Security Widget (MR): Alert notice of Security Approver functionality
Security Widget (MR): User confusion between a job failing / succeeding & vulns found
Success criteria
- MR Widget receives a new alert notice promoting the Security Approvers functionality.
- Will show up on any MR without security approvers setup
- If Security approvers are setup, don't show the alert
- Instance level dismiss. When you dismiss, local storage is updated to hide it for you, for the whole instance.
—————————————
Problem to solve
@tlavi conducted SAST research with participants which revealed that users are confused by a job failing or succeeding and the relationship to vulnerabilities being found within it.
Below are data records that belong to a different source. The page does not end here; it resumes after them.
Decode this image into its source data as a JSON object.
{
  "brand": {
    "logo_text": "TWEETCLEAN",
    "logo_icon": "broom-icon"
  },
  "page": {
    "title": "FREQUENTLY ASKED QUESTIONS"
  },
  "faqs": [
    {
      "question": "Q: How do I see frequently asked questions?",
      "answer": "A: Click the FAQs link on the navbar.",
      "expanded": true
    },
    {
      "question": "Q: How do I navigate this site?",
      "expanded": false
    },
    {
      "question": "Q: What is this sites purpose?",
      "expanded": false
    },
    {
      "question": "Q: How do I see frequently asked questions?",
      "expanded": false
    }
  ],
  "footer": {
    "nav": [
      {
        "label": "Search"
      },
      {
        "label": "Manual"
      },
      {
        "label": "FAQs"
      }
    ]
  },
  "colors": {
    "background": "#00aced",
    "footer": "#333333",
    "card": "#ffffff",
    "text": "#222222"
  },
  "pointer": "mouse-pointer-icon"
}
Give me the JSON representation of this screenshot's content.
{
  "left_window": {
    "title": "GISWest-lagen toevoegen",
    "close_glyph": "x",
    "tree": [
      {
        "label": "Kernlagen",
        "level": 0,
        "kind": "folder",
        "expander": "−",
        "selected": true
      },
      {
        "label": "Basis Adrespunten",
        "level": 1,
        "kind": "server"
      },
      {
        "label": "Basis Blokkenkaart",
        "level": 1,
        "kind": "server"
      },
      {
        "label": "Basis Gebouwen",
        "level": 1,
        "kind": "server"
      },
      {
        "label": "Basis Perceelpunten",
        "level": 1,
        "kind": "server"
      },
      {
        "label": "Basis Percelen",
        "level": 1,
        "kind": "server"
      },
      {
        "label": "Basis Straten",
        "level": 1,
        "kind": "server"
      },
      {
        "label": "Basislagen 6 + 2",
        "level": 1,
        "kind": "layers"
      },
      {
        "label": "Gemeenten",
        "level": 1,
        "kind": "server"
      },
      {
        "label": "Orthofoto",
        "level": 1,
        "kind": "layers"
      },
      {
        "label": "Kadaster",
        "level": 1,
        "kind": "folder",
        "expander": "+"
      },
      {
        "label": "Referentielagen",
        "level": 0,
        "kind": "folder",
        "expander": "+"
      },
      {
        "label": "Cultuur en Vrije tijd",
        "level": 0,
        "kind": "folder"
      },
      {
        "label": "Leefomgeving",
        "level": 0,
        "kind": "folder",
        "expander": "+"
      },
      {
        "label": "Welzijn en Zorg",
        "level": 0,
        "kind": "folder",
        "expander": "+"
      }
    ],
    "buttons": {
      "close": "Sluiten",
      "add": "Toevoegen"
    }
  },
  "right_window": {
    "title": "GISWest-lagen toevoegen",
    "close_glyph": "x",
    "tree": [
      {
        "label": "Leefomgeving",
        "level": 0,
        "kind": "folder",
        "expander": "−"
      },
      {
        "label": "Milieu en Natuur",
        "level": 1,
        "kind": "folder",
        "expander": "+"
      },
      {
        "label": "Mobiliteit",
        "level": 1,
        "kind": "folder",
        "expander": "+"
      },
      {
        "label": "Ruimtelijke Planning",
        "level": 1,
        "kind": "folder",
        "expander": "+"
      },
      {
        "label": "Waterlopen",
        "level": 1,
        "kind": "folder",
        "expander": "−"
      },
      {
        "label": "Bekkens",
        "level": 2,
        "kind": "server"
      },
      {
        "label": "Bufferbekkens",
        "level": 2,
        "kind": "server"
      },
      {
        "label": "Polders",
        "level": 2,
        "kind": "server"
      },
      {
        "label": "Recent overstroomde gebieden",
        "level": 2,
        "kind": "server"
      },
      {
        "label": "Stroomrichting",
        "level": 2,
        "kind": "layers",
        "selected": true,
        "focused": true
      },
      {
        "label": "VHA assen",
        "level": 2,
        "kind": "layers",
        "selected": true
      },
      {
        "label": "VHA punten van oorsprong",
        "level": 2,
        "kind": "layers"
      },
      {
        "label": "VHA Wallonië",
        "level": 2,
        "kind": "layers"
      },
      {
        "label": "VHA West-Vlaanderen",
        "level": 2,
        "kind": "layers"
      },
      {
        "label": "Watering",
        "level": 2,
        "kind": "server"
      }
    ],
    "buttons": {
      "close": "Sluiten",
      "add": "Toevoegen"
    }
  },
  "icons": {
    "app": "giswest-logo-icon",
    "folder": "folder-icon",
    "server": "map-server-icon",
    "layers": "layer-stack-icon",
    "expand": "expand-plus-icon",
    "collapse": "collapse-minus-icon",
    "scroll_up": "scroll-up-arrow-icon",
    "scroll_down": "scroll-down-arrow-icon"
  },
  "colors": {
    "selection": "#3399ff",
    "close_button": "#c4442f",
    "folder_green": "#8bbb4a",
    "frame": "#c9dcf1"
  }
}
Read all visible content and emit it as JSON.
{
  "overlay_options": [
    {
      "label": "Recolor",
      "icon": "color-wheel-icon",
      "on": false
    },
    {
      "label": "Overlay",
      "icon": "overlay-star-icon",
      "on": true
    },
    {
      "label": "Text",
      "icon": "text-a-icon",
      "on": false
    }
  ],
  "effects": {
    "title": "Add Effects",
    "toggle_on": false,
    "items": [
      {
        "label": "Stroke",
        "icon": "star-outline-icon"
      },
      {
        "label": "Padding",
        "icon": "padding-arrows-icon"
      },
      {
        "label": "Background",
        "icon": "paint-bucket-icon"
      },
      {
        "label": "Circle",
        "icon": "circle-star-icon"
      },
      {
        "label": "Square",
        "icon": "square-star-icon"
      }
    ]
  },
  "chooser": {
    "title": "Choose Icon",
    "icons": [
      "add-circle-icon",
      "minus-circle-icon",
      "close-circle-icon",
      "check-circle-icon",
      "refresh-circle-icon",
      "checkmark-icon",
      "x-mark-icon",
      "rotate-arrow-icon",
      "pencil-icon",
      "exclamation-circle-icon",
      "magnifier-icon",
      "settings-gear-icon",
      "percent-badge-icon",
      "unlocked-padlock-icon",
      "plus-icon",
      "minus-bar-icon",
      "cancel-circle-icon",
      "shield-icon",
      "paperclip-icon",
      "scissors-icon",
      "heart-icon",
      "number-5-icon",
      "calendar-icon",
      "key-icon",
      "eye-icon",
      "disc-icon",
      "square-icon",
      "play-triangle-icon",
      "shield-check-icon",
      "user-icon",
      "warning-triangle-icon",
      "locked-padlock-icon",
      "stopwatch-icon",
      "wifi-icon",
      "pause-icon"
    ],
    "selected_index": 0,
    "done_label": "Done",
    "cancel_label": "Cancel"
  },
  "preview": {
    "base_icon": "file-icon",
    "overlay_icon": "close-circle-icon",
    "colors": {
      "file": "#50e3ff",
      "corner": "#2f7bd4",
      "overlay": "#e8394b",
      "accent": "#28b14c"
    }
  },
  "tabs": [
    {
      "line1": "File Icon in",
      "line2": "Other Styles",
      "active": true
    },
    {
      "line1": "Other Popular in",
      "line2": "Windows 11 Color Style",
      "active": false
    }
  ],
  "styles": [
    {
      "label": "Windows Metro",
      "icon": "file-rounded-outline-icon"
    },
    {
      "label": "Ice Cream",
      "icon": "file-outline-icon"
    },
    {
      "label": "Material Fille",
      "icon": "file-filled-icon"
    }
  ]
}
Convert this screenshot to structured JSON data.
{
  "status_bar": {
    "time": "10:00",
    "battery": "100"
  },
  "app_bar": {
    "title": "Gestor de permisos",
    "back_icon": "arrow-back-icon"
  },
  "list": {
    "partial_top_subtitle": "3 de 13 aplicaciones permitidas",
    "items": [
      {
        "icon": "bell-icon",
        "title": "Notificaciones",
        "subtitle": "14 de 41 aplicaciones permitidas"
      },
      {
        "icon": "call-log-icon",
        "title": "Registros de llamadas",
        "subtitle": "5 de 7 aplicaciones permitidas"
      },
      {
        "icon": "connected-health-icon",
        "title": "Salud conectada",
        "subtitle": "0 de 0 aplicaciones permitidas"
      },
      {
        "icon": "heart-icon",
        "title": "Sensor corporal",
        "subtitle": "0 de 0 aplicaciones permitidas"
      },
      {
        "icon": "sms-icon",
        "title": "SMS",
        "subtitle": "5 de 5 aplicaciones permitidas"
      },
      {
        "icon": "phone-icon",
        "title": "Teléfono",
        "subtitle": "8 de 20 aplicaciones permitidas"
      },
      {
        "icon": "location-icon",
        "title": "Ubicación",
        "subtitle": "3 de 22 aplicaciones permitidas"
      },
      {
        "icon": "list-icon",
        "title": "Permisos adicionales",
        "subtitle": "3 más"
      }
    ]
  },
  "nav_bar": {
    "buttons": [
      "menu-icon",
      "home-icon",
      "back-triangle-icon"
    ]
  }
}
For example, it's confusing if a job succeeds even though there are vulnerabilities found within. See the video of the research readout here and the slides here.
Intended users
Proposal
-
Surface the critical and high vulnerabilities in the security widget in the MR with corresponding colors (red for critical, orange for high)[see issue #216140 (closed)] -
Include a one-time tip alert onto the bottom of this security widget highlighting and explaining security approvals as an available feature
Permissions and Security
- We are intentionally show this to everyone, and are NOT limiting it to people who can setup Security Approvers. This is about awareness.
- If easily possible: If Security approvers are setup, don't show the alert
- Instance level dismiss. When you dismiss, local storage is updated to hide it for you, for the whole instance.
We are not exposing the setting to turn this on, so there should be no concern about security/permission leaks.